A four-year-old boy was able to hear for the first time whilst attending the New Wine festival at the beginning of August. Although he has not been publicly named, crowds rejoiced when being told the news from the festival stage. Rev Kate Wharton, New Wine’s assistant director, said: ‘He was born deaf, but after he was prayed for during the week, he was able to hear for the first time. His mum told this delightful story of him staying awake whispering to his brother all night.’ The festival, held at Peterborough, saw 14,000 people gather to grow in their faith. Due to the pandemic, this was the first live New Wine festival since 2019.

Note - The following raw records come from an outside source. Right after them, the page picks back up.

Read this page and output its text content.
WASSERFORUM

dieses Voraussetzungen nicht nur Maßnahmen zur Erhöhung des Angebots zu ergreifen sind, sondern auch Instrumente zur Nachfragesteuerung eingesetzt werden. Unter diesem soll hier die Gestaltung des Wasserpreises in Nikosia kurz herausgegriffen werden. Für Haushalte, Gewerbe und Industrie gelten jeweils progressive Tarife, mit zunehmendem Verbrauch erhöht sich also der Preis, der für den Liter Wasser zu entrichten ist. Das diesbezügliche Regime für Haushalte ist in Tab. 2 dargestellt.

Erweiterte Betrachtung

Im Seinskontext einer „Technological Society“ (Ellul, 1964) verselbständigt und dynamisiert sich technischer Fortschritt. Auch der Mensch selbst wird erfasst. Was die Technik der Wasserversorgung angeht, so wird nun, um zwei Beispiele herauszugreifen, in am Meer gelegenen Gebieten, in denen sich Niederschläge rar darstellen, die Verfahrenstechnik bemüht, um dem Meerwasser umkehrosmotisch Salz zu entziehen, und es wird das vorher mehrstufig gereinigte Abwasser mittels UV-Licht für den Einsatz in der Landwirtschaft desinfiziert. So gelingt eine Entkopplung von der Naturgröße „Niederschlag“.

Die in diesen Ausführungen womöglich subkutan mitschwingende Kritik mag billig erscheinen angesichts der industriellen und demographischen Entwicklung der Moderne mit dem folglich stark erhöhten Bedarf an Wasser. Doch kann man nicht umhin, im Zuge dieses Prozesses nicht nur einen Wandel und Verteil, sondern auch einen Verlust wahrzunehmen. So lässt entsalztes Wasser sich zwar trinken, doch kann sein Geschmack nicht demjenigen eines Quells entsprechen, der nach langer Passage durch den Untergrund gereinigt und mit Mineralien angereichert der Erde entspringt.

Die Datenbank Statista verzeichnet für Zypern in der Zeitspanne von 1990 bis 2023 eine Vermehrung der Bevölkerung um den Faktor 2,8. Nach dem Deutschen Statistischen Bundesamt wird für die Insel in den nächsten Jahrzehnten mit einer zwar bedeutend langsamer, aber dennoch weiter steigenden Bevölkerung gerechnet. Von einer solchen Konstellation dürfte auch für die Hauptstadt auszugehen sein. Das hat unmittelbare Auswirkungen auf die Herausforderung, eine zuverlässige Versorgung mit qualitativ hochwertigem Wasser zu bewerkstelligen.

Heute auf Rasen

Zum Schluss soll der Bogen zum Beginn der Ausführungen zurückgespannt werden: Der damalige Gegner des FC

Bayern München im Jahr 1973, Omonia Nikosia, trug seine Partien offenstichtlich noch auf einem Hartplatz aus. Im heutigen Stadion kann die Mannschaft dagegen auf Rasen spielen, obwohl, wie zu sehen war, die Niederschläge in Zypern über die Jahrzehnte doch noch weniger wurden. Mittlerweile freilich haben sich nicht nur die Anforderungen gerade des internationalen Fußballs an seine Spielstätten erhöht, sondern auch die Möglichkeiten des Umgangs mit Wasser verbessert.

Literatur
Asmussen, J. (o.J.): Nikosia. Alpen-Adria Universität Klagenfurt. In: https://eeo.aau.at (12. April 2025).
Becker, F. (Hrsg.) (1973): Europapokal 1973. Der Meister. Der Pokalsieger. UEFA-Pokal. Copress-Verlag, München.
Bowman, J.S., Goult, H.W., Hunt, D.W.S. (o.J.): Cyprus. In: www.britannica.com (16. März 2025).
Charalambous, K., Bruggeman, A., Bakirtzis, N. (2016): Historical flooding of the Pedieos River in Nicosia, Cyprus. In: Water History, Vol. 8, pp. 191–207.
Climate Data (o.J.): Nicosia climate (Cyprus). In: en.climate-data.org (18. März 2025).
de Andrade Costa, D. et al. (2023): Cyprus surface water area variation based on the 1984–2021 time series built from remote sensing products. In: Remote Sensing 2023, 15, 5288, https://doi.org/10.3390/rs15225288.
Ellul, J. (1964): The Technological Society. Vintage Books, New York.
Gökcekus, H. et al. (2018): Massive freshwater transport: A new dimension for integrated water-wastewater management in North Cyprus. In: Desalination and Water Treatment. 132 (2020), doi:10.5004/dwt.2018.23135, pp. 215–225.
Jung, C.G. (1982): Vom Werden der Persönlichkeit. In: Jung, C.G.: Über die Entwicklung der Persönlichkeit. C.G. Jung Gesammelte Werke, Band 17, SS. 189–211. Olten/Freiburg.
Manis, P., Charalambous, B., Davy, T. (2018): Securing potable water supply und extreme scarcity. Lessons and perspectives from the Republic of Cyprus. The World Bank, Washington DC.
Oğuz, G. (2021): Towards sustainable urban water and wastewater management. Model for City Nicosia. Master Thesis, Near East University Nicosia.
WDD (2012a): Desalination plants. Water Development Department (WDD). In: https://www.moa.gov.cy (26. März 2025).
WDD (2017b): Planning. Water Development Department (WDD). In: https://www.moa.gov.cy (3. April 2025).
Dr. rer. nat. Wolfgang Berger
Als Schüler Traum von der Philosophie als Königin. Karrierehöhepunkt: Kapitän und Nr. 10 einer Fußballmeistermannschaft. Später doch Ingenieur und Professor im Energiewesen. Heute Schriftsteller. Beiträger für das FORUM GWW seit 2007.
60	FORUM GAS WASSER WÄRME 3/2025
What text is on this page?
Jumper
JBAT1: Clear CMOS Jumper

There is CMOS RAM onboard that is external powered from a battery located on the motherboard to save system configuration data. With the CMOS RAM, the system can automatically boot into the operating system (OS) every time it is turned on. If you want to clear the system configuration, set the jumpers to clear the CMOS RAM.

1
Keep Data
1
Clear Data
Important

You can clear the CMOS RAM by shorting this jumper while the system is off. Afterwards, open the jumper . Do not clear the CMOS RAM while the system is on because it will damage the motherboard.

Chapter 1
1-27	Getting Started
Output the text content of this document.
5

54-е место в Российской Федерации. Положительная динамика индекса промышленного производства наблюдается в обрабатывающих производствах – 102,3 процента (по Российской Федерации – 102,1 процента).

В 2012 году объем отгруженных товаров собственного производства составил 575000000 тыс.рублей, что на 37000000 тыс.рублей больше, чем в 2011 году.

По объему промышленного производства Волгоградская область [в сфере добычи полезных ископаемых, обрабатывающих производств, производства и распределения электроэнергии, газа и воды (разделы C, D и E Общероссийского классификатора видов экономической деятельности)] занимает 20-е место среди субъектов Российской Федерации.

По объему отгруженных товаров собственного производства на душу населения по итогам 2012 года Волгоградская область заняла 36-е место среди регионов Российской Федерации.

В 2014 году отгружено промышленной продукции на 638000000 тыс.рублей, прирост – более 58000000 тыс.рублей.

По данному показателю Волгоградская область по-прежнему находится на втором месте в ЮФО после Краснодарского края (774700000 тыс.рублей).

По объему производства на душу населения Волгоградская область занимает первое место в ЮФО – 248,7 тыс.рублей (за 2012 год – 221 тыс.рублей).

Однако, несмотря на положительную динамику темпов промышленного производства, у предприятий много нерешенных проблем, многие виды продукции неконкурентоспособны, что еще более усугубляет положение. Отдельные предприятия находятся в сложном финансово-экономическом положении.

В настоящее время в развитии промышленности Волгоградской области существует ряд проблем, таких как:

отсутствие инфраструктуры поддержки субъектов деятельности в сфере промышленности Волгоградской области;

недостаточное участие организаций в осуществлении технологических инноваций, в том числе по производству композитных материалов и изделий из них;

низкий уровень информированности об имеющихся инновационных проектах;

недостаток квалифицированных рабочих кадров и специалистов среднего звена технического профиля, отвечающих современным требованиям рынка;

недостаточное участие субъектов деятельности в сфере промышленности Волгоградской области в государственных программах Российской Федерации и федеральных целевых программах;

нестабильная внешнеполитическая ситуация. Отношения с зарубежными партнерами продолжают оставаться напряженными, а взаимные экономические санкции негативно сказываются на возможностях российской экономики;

Nicola Sturgeon sent a letter to Boris Johnson saying he should have urgent talks with the administrations in Scotland, Wales and Northern Ireland due to the fast-deteriorating cost of living situation. The PM agreed, but he is now on holiday until 22 August and he will then have two weeks to organise any meeting before he moves out of Number 10. UK ministers had already committed the equivalent of 1.5% of the country's GDP to supporting households with the increasing cost of living. The Government was warned by business leaders that it must put ‘all hands to the pump’ to address the crisis ahead of the autumn.